Concrètement, à mi-mandat, j’ai formulé plusieurs questions orales et des questions écrites à l’adresse des différents ministres, tout en assurant le suivi des dossiers auxquels j’ai consacré mon attention. Concernant mon mandat en tant que présidente de la Commission des affaires étrangères, à ce jour, j’ai pris part à plus de 40 activités diplomatiques de haut niveau. J’ai eu l’occasion de rencontrer et de discuter de divers dossiers communs avec des ambassadeurs et des ambassadrices de différents pays, notamment l’Italie, le Portugal, l’Allemagne, la Bulgarie, les Émirats arabes unis, le Kazakhstan, le Salvador, l’Australie et l’Union européenne. J’ai également échangé avec des représentants de Parlements étrangers sur les moyens de coopération entre nos institutions respectives, notamment avec l’Allemagne, le Salvador, les partis de l’opposition du Venezuela, et l’Union européenne.

J’ai eu l’honneur de représenter le Maroc dans plusieurs congrès et rencontres internationales portant sur la diplomatie parlementaire, ainsi que dans des forums abordant des problématiques communes intéressant le Maroc et le continent africain. Ces événements incluent par exemple ma participation en décembre 2021 aux travaux de l’Assemblée parlementaire de la Méditerranée, ma présence à Accra au Forum sur les changements anticonstitutionnels de gouvernement en Afrique en mars 2022, et ma participation à la 62e session extraordinaire du Forum des présidents et présidentes des Institutions législatives d’Amérique centrale, des Caraïbes et du Mexique-FOPREL. Ma mission consiste également à renforcer les liens d’amitié avec plusieurs Parlements à travers les groupes d’amitié parlementaire, notamment croate, français, et estonien.
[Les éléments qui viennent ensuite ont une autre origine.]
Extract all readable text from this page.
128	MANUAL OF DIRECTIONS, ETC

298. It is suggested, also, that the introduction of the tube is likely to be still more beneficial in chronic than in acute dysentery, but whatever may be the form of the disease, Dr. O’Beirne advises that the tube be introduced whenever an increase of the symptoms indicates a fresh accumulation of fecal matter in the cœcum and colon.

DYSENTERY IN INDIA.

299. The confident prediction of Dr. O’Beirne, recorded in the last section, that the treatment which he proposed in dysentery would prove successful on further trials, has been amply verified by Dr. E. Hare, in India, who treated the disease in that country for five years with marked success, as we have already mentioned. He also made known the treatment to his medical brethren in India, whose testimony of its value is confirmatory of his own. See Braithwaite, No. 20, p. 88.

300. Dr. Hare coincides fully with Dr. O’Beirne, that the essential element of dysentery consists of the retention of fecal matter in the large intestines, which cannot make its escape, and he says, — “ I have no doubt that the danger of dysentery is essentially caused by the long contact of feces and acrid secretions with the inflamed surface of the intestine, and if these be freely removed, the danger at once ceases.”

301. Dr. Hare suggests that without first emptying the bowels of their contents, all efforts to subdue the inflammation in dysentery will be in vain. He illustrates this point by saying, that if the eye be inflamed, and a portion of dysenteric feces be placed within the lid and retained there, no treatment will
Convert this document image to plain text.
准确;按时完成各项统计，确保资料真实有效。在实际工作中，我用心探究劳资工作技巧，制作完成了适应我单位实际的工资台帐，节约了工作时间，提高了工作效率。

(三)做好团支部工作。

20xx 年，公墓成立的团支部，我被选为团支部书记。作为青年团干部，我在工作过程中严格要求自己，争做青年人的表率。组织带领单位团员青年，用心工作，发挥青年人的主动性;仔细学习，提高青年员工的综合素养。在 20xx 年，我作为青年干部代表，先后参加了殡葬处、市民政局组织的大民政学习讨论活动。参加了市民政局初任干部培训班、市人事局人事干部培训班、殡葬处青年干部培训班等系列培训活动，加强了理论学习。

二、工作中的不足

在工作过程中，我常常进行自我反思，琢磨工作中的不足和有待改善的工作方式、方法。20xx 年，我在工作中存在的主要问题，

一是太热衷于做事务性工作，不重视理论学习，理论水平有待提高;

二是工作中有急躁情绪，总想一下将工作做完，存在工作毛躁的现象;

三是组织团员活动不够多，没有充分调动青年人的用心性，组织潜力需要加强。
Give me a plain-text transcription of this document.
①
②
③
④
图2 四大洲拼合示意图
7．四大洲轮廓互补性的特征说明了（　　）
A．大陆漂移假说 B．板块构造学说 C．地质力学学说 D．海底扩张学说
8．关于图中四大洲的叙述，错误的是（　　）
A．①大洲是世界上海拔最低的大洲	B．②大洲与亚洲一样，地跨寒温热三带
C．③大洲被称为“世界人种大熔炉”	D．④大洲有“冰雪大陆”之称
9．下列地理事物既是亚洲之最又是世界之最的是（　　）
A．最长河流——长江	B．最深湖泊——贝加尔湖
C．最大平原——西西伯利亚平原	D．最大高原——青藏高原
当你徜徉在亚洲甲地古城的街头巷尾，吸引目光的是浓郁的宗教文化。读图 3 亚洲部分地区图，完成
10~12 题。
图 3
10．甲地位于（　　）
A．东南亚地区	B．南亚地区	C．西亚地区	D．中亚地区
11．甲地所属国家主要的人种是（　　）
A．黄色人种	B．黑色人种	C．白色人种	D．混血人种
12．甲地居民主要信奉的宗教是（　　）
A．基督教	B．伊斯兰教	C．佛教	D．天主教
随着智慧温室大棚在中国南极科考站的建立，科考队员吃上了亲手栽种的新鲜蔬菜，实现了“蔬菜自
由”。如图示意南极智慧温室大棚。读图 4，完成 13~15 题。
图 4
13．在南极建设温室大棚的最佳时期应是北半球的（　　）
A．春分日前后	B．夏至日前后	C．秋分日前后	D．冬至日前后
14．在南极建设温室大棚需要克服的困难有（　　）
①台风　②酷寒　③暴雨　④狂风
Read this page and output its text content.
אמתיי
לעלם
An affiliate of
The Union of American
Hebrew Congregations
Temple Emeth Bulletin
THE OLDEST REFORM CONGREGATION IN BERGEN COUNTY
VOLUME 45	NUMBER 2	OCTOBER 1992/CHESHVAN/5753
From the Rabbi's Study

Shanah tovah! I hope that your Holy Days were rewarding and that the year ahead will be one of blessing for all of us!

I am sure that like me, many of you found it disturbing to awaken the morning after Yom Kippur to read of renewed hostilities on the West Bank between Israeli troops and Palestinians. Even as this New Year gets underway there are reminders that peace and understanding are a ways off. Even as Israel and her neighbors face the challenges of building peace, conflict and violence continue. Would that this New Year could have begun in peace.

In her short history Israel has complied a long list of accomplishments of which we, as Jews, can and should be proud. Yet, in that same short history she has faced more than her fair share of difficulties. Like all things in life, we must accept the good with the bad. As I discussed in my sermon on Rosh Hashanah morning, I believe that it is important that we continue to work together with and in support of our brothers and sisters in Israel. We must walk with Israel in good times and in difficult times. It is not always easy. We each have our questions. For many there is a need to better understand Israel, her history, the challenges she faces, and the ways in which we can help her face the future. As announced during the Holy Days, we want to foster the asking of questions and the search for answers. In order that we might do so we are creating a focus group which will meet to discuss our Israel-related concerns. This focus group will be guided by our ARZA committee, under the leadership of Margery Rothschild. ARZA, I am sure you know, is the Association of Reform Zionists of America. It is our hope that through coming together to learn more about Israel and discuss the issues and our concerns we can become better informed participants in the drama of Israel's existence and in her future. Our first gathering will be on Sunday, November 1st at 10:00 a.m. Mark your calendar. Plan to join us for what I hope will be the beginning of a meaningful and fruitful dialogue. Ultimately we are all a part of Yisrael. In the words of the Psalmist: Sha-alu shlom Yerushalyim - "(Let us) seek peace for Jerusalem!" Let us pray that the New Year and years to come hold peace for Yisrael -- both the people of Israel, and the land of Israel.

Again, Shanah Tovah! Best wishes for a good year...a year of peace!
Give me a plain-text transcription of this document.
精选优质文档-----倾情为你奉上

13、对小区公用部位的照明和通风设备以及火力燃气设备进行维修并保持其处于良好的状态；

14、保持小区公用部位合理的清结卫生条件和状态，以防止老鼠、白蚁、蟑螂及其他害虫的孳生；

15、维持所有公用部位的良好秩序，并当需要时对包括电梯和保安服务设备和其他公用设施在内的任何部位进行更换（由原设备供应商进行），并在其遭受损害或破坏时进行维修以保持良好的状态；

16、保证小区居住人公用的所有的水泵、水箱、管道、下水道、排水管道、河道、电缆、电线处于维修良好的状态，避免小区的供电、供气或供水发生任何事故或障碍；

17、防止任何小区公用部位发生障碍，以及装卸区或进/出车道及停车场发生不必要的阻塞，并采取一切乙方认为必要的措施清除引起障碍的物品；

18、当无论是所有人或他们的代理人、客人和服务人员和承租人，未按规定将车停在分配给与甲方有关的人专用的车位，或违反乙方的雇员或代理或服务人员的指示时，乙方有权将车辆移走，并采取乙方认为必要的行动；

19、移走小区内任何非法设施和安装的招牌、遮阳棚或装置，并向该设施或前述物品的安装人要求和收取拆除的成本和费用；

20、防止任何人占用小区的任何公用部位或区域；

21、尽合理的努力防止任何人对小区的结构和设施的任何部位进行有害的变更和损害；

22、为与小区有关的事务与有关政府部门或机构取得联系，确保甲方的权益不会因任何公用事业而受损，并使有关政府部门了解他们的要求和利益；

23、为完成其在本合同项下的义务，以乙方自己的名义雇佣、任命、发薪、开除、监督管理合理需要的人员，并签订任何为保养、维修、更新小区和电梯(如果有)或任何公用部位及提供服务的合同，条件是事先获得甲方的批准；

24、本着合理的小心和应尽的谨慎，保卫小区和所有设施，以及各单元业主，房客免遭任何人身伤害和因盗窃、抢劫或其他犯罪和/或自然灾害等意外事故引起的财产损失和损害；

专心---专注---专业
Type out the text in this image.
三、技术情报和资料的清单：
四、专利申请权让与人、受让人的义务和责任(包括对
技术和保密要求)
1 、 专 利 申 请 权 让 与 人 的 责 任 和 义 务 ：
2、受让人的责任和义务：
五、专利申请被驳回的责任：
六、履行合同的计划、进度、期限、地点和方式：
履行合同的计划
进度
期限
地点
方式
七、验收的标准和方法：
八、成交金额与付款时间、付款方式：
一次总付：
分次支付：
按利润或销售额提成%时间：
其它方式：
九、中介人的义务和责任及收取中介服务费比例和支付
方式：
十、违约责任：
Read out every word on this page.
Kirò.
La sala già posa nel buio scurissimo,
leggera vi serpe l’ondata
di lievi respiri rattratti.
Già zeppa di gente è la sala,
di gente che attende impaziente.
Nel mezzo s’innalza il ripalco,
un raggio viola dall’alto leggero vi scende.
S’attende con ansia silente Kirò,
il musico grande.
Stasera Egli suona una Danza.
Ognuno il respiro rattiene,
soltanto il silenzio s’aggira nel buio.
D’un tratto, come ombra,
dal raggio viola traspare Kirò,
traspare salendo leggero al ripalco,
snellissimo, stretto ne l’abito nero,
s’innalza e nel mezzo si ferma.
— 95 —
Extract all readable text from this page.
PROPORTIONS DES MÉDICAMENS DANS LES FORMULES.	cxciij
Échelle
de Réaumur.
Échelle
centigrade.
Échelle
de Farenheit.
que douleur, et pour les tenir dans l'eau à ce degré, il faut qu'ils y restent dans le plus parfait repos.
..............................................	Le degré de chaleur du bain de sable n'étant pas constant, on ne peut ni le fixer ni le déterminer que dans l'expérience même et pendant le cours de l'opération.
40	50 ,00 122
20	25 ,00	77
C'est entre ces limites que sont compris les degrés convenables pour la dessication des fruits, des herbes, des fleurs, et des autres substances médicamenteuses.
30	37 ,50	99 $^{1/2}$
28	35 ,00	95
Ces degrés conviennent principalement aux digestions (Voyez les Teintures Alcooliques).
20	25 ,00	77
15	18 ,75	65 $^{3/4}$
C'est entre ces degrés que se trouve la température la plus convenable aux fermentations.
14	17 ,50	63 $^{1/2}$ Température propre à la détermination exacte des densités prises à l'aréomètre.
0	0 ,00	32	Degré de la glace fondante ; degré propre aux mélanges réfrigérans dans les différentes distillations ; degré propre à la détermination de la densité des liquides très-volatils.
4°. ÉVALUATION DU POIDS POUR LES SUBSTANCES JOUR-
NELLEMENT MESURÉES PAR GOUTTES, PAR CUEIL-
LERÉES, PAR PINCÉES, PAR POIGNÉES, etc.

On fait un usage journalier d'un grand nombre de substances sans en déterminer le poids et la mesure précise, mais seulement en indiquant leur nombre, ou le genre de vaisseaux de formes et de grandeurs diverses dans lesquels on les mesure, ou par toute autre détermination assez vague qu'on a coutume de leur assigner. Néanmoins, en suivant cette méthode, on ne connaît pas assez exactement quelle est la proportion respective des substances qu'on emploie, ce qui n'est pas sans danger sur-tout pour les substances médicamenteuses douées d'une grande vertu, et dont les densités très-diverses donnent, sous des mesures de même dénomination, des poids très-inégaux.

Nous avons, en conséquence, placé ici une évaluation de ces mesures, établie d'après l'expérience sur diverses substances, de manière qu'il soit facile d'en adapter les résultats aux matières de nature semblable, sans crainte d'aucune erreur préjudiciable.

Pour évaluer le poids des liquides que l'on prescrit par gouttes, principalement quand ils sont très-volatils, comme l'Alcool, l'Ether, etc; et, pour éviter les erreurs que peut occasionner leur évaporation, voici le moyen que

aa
Quels sont les principaux dossiers que vous avez eu à traiter ?

Il est délicat de hiérarchiser les dossiers que j’ai traités, car mes missions en tant que parlementaire et présidente de commission sont intrinsèquement liées à un objectif unique : servir mon pays, défendre ses intérêts, ainsi que ceux des citoyens que je représente. Il est important de souligner que j’ai grandi au sein d’une famille de diplomates, foncièrement sahraouie, ce qui me prédestine à assumer cette noble mission. Celle-ci s’inscrit dans la droite ligne de l’engagement constant de ma famille à répondre à l’appel de la patrie avec abnégation. Au cours de cette première partie de mon mandat, la coopération parlementaire a revêtu une importance particulière dans le cadre de mes activités en tant que présidente de la Commission. J’ai multiplié les rencontres avec les représentants des Parlements de plusieurs pays africains et européens, ainsi qu’avec des députés du Parlement européen. L’objectif était de renforcer les relations entre le Maroc et ces acteurs politiques, de faire converger les points de vue sur les questions d’intérêt commun et, surtout, d’accompagner la politique diplomatique marocaine dans ses efforts pour la défense de la cause du Sahara marocain. Ces rencontres ont également confirmé le rôle du Maroc en tant qu’acteur clé dans la construction de ponts de dialogue et de compréhension entre l’Afrique et l’Europe. Par ailleurs, une visite officielle en Autriche, organisée par l’association Moroccan Millennium Leaders, l’ambassade du Royaume du Maroc en Autriche et la Fondation Konrad Adenauer Stiftung, a marqué significativement mon parcours de parlementaire. Cet événement a facilité des échanges fructueux avec des représentants d’institutions autrichiennes de premier plan. Une conférence, en partenariat avec l’Académie diplomatique de Vienne, sous le thème «Coexistence among Civilisations : Successful models», a réuni des personnalités éminentes, dont André Azoulay, Conseiller de S.M. le Roi. Soulignant la singularité du modèle marocain de coexistence, basé sur les valeurs de paix et de vivre-ensemble, cette conférence a renforcé les liens entre le Maroc et l’Autriche, offrant une tribune précieuse pour promouvoir le dialogue civilisationnel et consolider les relations historiques entre les deux pays.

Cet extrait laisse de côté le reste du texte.